The water here falls from the sky in snowflakes and it makes for great fun sliding down hills with my brother in those precious moments when sibling rivalry hasn’t taken over. Detroit has urban things like the Henry Ford museum where my classmates and I saw the chair that President Lincoln was sitting in when he was shot.
“Miss Jones, is that his blood?”
“No, it’s the pomade they used to put in their hair.”
“Sam, what’s pomade?”
“I dunno. I think it’s blood.”
“Yeah, me too!”
Michigan also meant family as once every couple of months my Mum bundled us into the car for the three hour journey “up north” to see relatives and, from my perspective, go to the lake. Lake Huron was a wonderland in those days with giant plaster animals on the beach containing slides and swings and firemen’s poles. There were precious Petosky stones to search for which I didn’t recognise as fosilised coral until I was in high school. But the lake was best in winter. In the daytime people would ice skate along the shore and at night it became a game to spot the glow of the ice fishermen’s lights in the little temporary shelters.

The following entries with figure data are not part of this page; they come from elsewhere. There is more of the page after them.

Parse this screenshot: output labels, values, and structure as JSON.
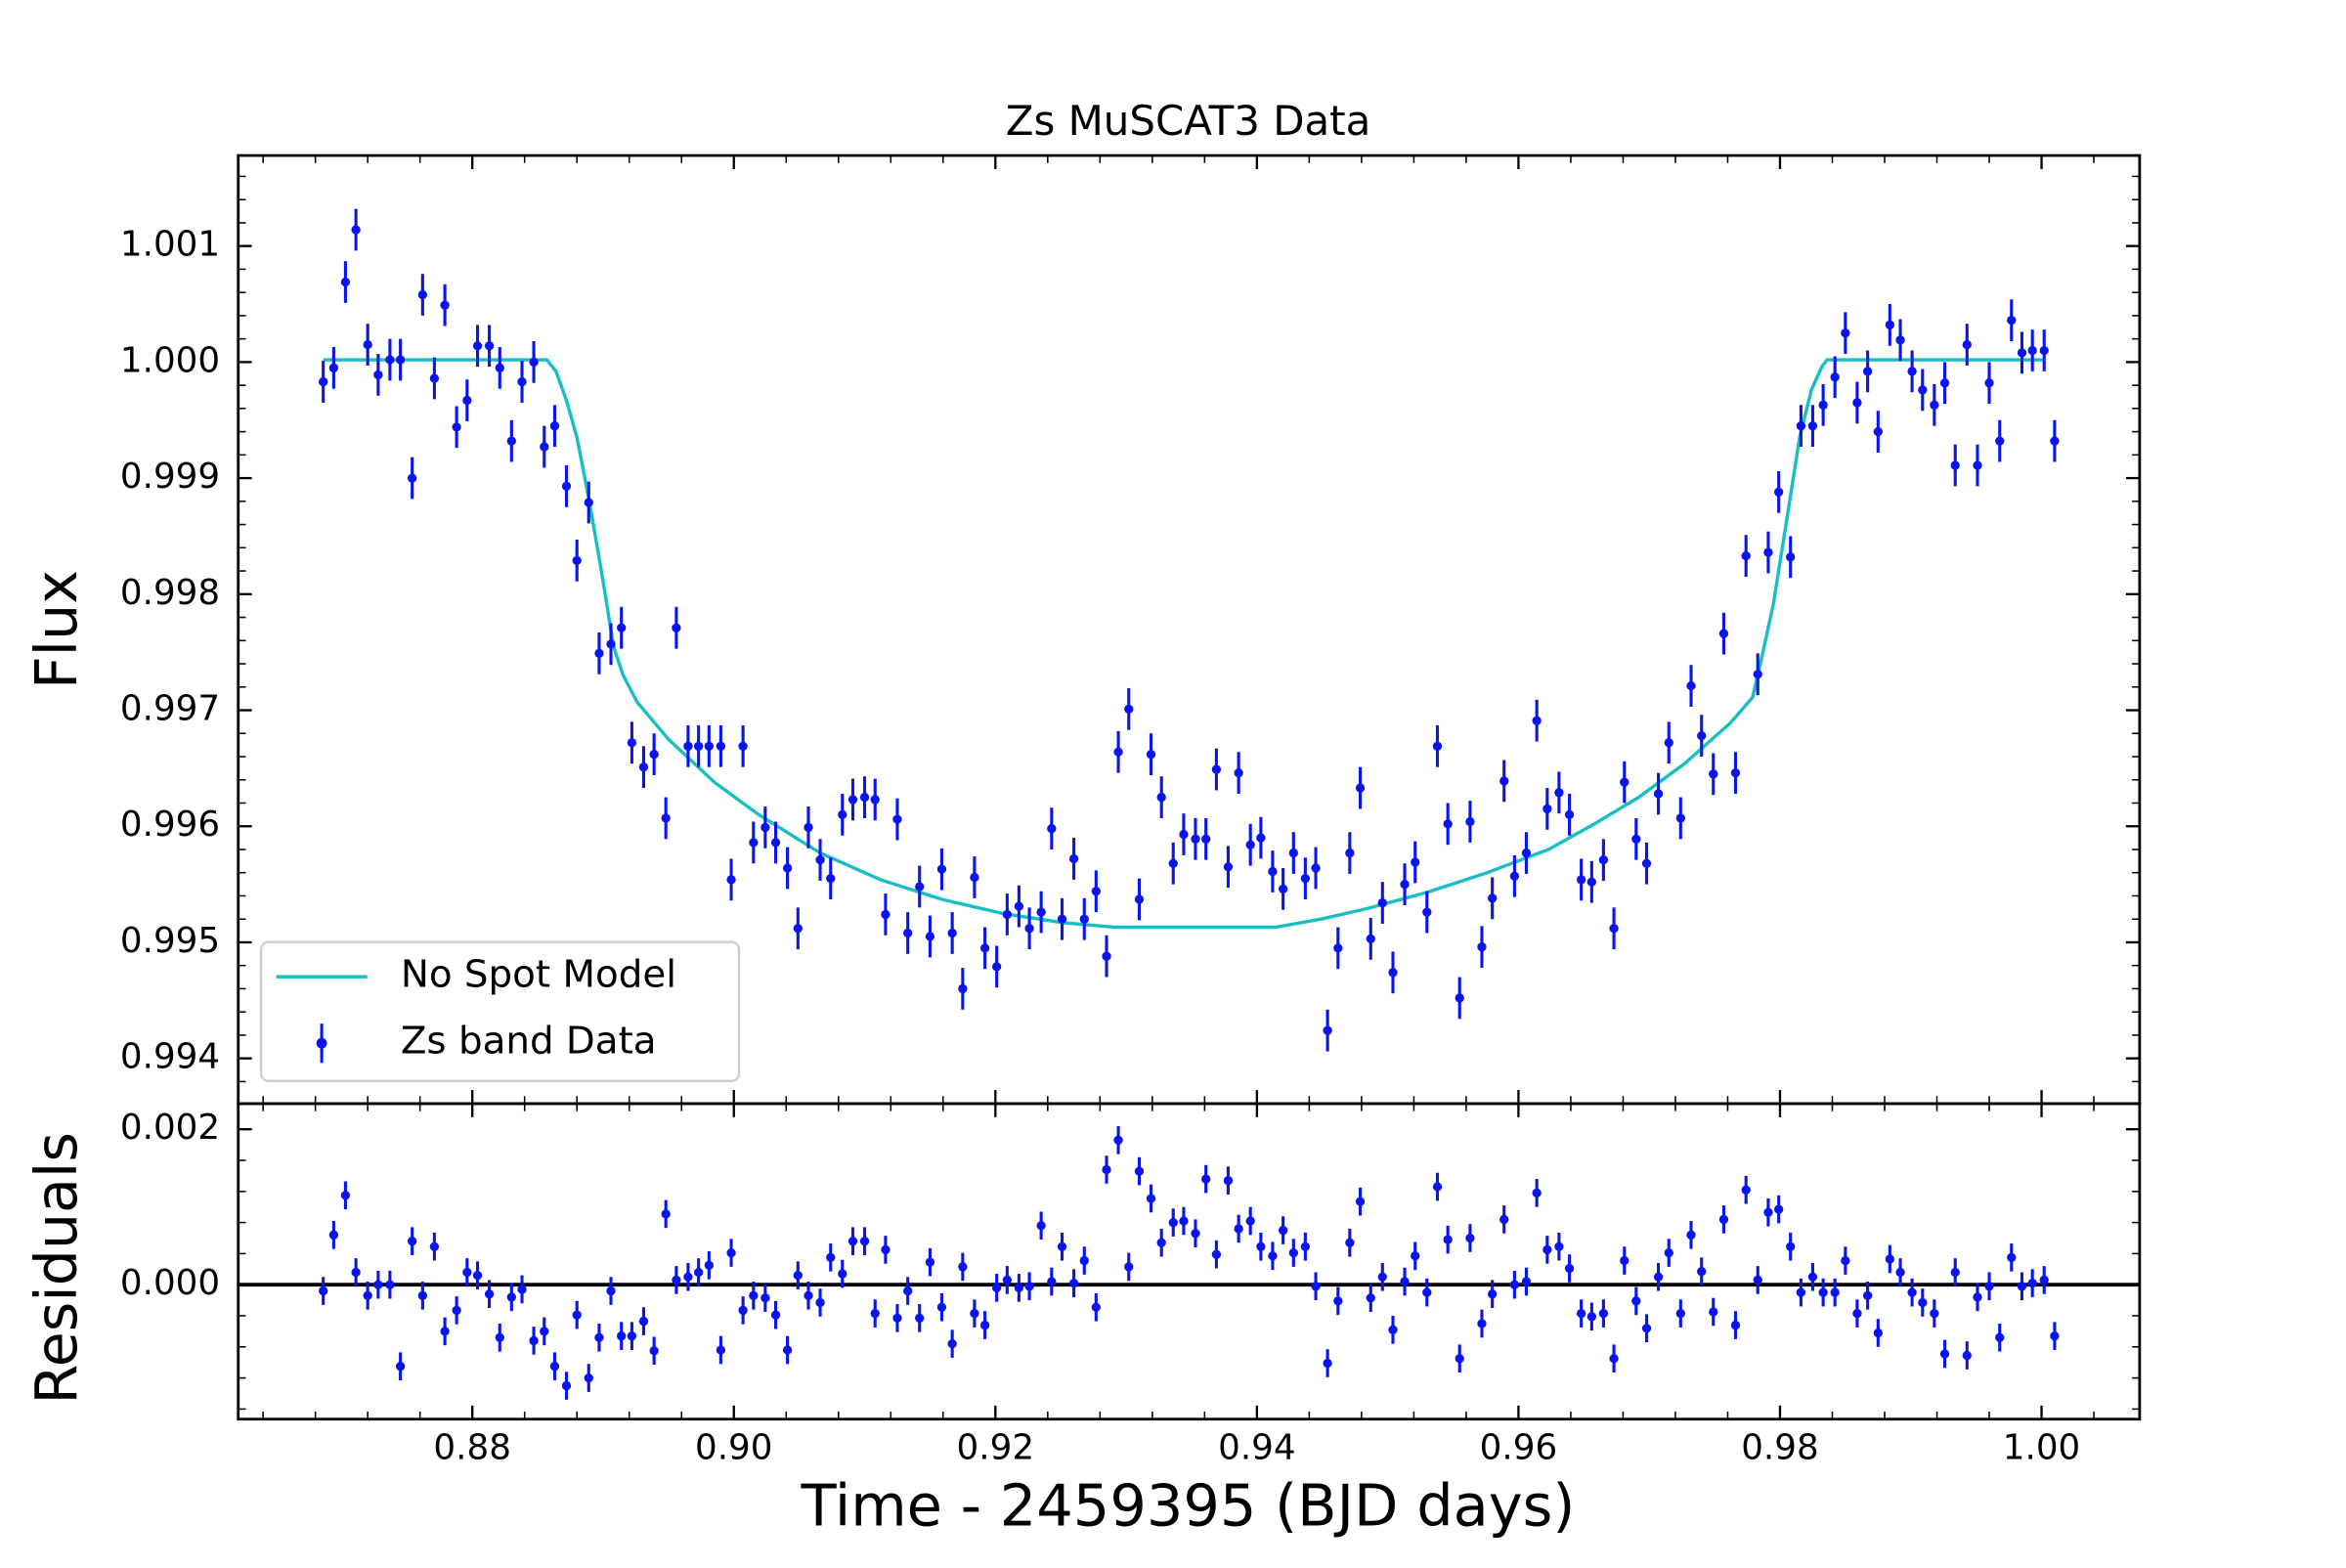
{
  "chart_data": [
    {
      "type": "scatter",
      "title": "Zs MuSCAT3 Data",
      "ylabel": "Flux",
      "xlim": [
        0.8621,
        1.0075
      ],
      "ylim": [
        0.99361,
        1.00178
      ],
      "yticks": [
        0.994,
        0.995,
        0.996,
        0.997,
        0.998,
        0.999,
        {
          "value": 1,
          "label": "1.000"
        },
        1.001
      ],
      "legend": "lower left",
      "series": [
        {
          "name": "No Spot Model",
          "type": "line",
          "color": "#17bfc4",
          "x": [
            0.8686,
            0.8857,
            0.8864,
            0.8872,
            0.888,
            0.8889,
            0.8899,
            0.8908,
            0.8915,
            0.8926,
            0.895,
            0.8985,
            0.9019,
            0.9066,
            0.9112,
            0.9159,
            0.9205,
            0.9251,
            0.9292,
            0.9414,
            0.9449,
            0.9484,
            0.953,
            0.9576,
            0.9623,
            0.9658,
            0.9692,
            0.9727,
            0.9762,
            0.9779,
            0.9785,
            0.9795,
            0.9805,
            0.9815,
            0.9824,
            0.9832,
            0.9836,
            1.0002
          ],
          "values": [
            1.00002,
            1.00002,
            0.99992,
            0.99967,
            0.99935,
            0.99883,
            0.99818,
            0.99755,
            0.99731,
            0.99707,
            0.99675,
            0.99638,
            0.9961,
            0.99577,
            0.99554,
            0.99537,
            0.99525,
            0.99517,
            0.99513,
            0.99513,
            0.9952,
            0.99529,
            0.99543,
            0.9956,
            0.9958,
            0.99602,
            0.99625,
            0.99654,
            0.99689,
            0.99711,
            0.9974,
            0.99792,
            0.99863,
            0.99935,
            0.99976,
            0.99996,
            1.00002,
            1.00002
          ]
        },
        {
          "name": "Zs band Data",
          "type": "errorbar",
          "color": "#0a14f0",
          "yerr": 0.00018,
          "x": [
            0.8686,
            0.8694,
            0.8703,
            0.8711,
            0.872,
            0.8728,
            0.8737,
            0.8745,
            0.8754,
            0.8762,
            0.8771,
            0.8779,
            0.8788,
            0.8796,
            0.8804,
            0.8813,
            0.8821,
            0.883,
            0.8838,
            0.8847,
            0.8855,
            0.8863,
            0.8872,
            0.888,
            0.8889,
            0.8897,
            0.8906,
            0.8914,
            0.8922,
            0.8931,
            0.8939,
            0.8948,
            0.8956,
            0.8965,
            0.8973,
            0.8981,
            0.899,
            0.8998,
            0.9007,
            0.9015,
            0.9024,
            0.9032,
            0.9041,
            0.9049,
            0.9057,
            0.9066,
            0.9074,
            0.9083,
            0.9091,
            0.91,
            0.9108,
            0.9116,
            0.9125,
            0.9133,
            0.9142,
            0.915,
            0.9159,
            0.9167,
            0.9175,
            0.9184,
            0.9192,
            0.9201,
            0.9209,
            0.9218,
            0.9226,
            0.9235,
            0.9243,
            0.9251,
            0.926,
            0.9268,
            0.9277,
            0.9285,
            0.9294,
            0.9302,
            0.931,
            0.9319,
            0.9327,
            0.9336,
            0.9344,
            0.9353,
            0.9361,
            0.9369,
            0.9378,
            0.9386,
            0.9395,
            0.9403,
            0.9412,
            0.942,
            0.9428,
            0.9437,
            0.9445,
            0.9454,
            0.9462,
            0.9471,
            0.9479,
            0.9487,
            0.9496,
            0.9504,
            0.9513,
            0.9521,
            0.953,
            0.9538,
            0.9546,
            0.9555,
            0.9563,
            0.9572,
            0.958,
            0.9589,
            0.9597,
            0.9606,
            0.9614,
            0.9622,
            0.9631,
            0.9639,
            0.9648,
            0.9656,
            0.9665,
            0.9673,
            0.9681,
            0.969,
            0.9698,
            0.9707,
            0.9715,
            0.9724,
            0.9732,
            0.974,
            0.9749,
            0.9757,
            0.9766,
            0.9774,
            0.9783,
            0.9791,
            0.9799,
            0.9808,
            0.9816,
            0.9825,
            0.9833,
            0.9842,
            0.985,
            0.9859,
            0.9867,
            0.9875,
            0.9884,
            0.9892,
            0.9901,
            0.9909,
            0.9918,
            0.9926,
            0.9934,
            0.9943,
            0.9951,
            0.996,
            0.9968,
            0.9977,
            0.9985,
            0.9993,
            1.0002,
            1.001
          ],
          "values": [
            0.99983,
            0.99995,
            1.00069,
            1.00114,
            1.00015,
            0.99989,
            1.00002,
            1.00002,
            0.999,
            1.00058,
            0.99986,
            1.00049,
            0.99944,
            0.99967,
            1.00014,
            1.00014,
            0.99995,
            0.99932,
            0.99983,
            1.0,
            0.99927,
            0.99945,
            0.99893,
            0.99829,
            0.99879,
            0.99749,
            0.99757,
            0.99771,
            0.99672,
            0.99651,
            0.99662,
            0.99607,
            0.99771,
            0.99669,
            0.99669,
            0.99669,
            0.99669,
            0.99554,
            0.99669,
            0.99586,
            0.99599,
            0.99586,
            0.99564,
            0.99512,
            0.99599,
            0.99571,
            0.99555,
            0.9961,
            0.99623,
            0.99625,
            0.99623,
            0.99524,
            0.99606,
            0.99508,
            0.99548,
            0.99505,
            0.99563,
            0.99508,
            0.9946,
            0.99556,
            0.99495,
            0.99479,
            0.99524,
            0.99531,
            0.99512,
            0.99526,
            0.99598,
            0.9952,
            0.99572,
            0.9952,
            0.99544,
            0.99488,
            0.99664,
            0.99701,
            0.99537,
            0.99662,
            0.99625,
            0.99568,
            0.99593,
            0.99589,
            0.99589,
            0.99649,
            0.99565,
            0.99646,
            0.99584,
            0.9959,
            0.99561,
            0.99546,
            0.99577,
            0.99555,
            0.99564,
            0.99424,
            0.99495,
            0.99577,
            0.99633,
            0.99503,
            0.99534,
            0.99474,
            0.9955,
            0.99569,
            0.99526,
            0.99669,
            0.99602,
            0.99452,
            0.99604,
            0.99496,
            0.99538,
            0.99639,
            0.99557,
            0.99577,
            0.99691,
            0.99615,
            0.99629,
            0.9961,
            0.99554,
            0.99552,
            0.99571,
            0.99512,
            0.99638,
            0.99589,
            0.99568,
            0.99628,
            0.99672,
            0.99607,
            0.99721,
            0.99678,
            0.99645,
            0.99766,
            0.99646,
            0.99833,
            0.99731,
            0.99836,
            0.99888,
            0.99832,
            0.99945,
            0.99945,
            0.99963,
            0.99987,
            1.00025,
            0.99965,
            0.99992,
            0.9994,
            1.00032,
            1.00019,
            0.99992,
            0.99976,
            0.99963,
            0.99982,
            0.99911,
            1.00015,
            0.99911,
            0.99982,
            0.99932,
            1.00036,
            1.00008,
            1.0001,
            1.0001,
            0.99932
          ]
        }
      ]
    },
    {
      "type": "scatter",
      "ylabel": "Residuals",
      "xlabel": "Time - 2459395 (BJD days)",
      "xlim": [
        0.8621,
        1.0075
      ],
      "ylim": [
        -0.00173,
        0.00233
      ],
      "xticks": [
        0.88,
        {
          "value": 0.9,
          "label": "0.90"
        },
        0.92,
        0.94,
        0.96,
        0.98,
        {
          "value": 1,
          "label": "1.00"
        }
      ],
      "yticks": [
        {
          "value": 0,
          "label": "0.000"
        },
        0.002
      ],
      "reference_line": 0,
      "series": [
        {
          "type": "errorbar",
          "color": "#0a14f0",
          "yerr": 0.00018,
          "x": [
            0.8686,
            0.8694,
            0.8703,
            0.8711,
            0.872,
            0.8728,
            0.8737,
            0.8745,
            0.8754,
            0.8762,
            0.8771,
            0.8779,
            0.8788,
            0.8796,
            0.8804,
            0.8813,
            0.8821,
            0.883,
            0.8838,
            0.8847,
            0.8855,
            0.8863,
            0.8872,
            0.888,
            0.8889,
            0.8897,
            0.8906,
            0.8914,
            0.8922,
            0.8931,
            0.8939,
            0.8948,
            0.8956,
            0.8965,
            0.8973,
            0.8981,
            0.899,
            0.8998,
            0.9007,
            0.9015,
            0.9024,
            0.9032,
            0.9041,
            0.9049,
            0.9057,
            0.9066,
            0.9074,
            0.9083,
            0.9091,
            0.91,
            0.9108,
            0.9116,
            0.9125,
            0.9133,
            0.9142,
            0.915,
            0.9159,
            0.9167,
            0.9175,
            0.9184,
            0.9192,
            0.9201,
            0.9209,
            0.9218,
            0.9226,
            0.9235,
            0.9243,
            0.9251,
            0.926,
            0.9268,
            0.9277,
            0.9285,
            0.9294,
            0.9302,
            0.931,
            0.9319,
            0.9327,
            0.9336,
            0.9344,
            0.9353,
            0.9361,
            0.9369,
            0.9378,
            0.9386,
            0.9395,
            0.9403,
            0.9412,
            0.942,
            0.9428,
            0.9437,
            0.9445,
            0.9454,
            0.9462,
            0.9471,
            0.9479,
            0.9487,
            0.9496,
            0.9504,
            0.9513,
            0.9521,
            0.953,
            0.9538,
            0.9546,
            0.9555,
            0.9563,
            0.9572,
            0.958,
            0.9589,
            0.9597,
            0.9606,
            0.9614,
            0.9622,
            0.9631,
            0.9639,
            0.9648,
            0.9656,
            0.9665,
            0.9673,
            0.9681,
            0.969,
            0.9698,
            0.9707,
            0.9715,
            0.9724,
            0.9732,
            0.974,
            0.9749,
            0.9757,
            0.9766,
            0.9774,
            0.9783,
            0.9791,
            0.9799,
            0.9808,
            0.9816,
            0.9825,
            0.9833,
            0.9842,
            0.985,
            0.9859,
            0.9867,
            0.9875,
            0.9884,
            0.9892,
            0.9901,
            0.9909,
            0.9918,
            0.9926,
            0.9934,
            0.9943,
            0.9951,
            0.996,
            0.9968,
            0.9977,
            0.9985,
            0.9993,
            1.0002,
            1.001
          ],
          "values": [
            -8e-05,
            0.00064,
            0.00115,
            0.00016,
            -0.00014,
            0,
            0,
            -0.00105,
            0.00056,
            -0.00014,
            0.00049,
            -0.0006,
            -0.00033,
            0.00016,
            0.00012,
            -0.00012,
            -0.00068,
            -0.00016,
            -6e-05,
            -0.00072,
            -0.0006,
            -0.00105,
            -0.0013,
            -0.00039,
            -0.0012,
            -0.00068,
            -8e-05,
            -0.00066,
            -0.00066,
            -0.00047,
            -0.00085,
            0.00091,
            6e-05,
            0.0001,
            0.00016,
            0.00025,
            -0.00084,
            0.00041,
            -0.00033,
            -0.00014,
            -0.00017,
            -0.00039,
            -0.00084,
            0.00012,
            -0.00014,
            -0.00023,
            0.00035,
            0.00014,
            0.00056,
            0.00056,
            -0.00037,
            0.00045,
            -0.00043,
            -8e-05,
            -0.00043,
            0.00029,
            -0.00029,
            -0.00076,
            0.00023,
            -0.00037,
            -0.00052,
            -4e-05,
            6e-05,
            -4e-05,
            -2e-05,
            0.00076,
            4e-05,
            0.00049,
            2e-05,
            0.00031,
            -0.00029,
            0.00148,
            0.00186,
            0.00023,
            0.00146,
            0.00111,
            0.00054,
            0.0008,
            0.00082,
            0.00066,
            0.00136,
            0.00039,
            0.00134,
            0.00072,
            0.00082,
            0.00049,
            0.00037,
            0.0007,
            0.00041,
            0.00049,
            -2e-05,
            -0.00101,
            -0.00021,
            0.00054,
            0.00107,
            -0.00017,
            0.0001,
            -0.00058,
            4e-05,
            0.00037,
            -0.0001,
            0.00126,
            0.00058,
            -0.00095,
            0.0006,
            -0.0005,
            -0.00012,
            0.00084,
            0,
            4e-05,
            0.00118,
            0.00045,
            0.00049,
            0.00021,
            -0.00037,
            -0.00041,
            -0.00037,
            -0.00095,
            0.00031,
            -0.00021,
            -0.00056,
            0.0001,
            0.00041,
            -0.00037,
            0.00064,
            0.00017,
            -0.00035,
            0.00084,
            -0.00052,
            0.00122,
            6e-05,
            0.00093,
            0.00097,
            0.00049,
            -0.0001,
            0.0001,
            -0.0001,
            -0.0001,
            0.00031,
            -0.00037,
            -0.00014,
            -0.00062,
            0.00033,
            0.00016,
            -0.0001,
            -0.00023,
            -0.00037,
            -0.00089,
            0.00016,
            -0.00091,
            -0.00016,
            -2e-05,
            -0.00068,
            0.00035,
            -2e-05,
            2e-05,
            6e-05,
            -0.00066
          ]
        }
      ]
    }
  ]
}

We also explored the woods which were full of exciting things like bear poo and half-eaten prey of some bird or animal. We never played cowboys and Indians…only Indians. We really wanted to believe that we could live like native people and survive in the wild, but in reality we were fortified by pierogies and potato salad (family recipe)until the sun went down and adults called us in.
After those days we lived in the tornado alley towns of Omaha and Kansas City. Scary days when the sky went black, sirens went off, and we hid in the basement with Mum and Dad listening for the telltale train sound. It wasn’t like this in Little House on the Prairie. But there were blizzards which seemed fun for children, but not for my parents who busied themselves stocking up the survival box as they did the hurricane box in southern Florida. Same cans of Spam and stew for different potential disasters.
And there were other homes in other states every two years on average. By 18, the pattern had set and I carried on to the UK, Vietnam, Japan and New Zealand after that. Of course, Lake Huron doesn’t freeze anymore and our house in Miami is long gone thanks to a hurricane. Sometimes I’m surprised at how much focus there is on place when defining home. Home is much more than place to me.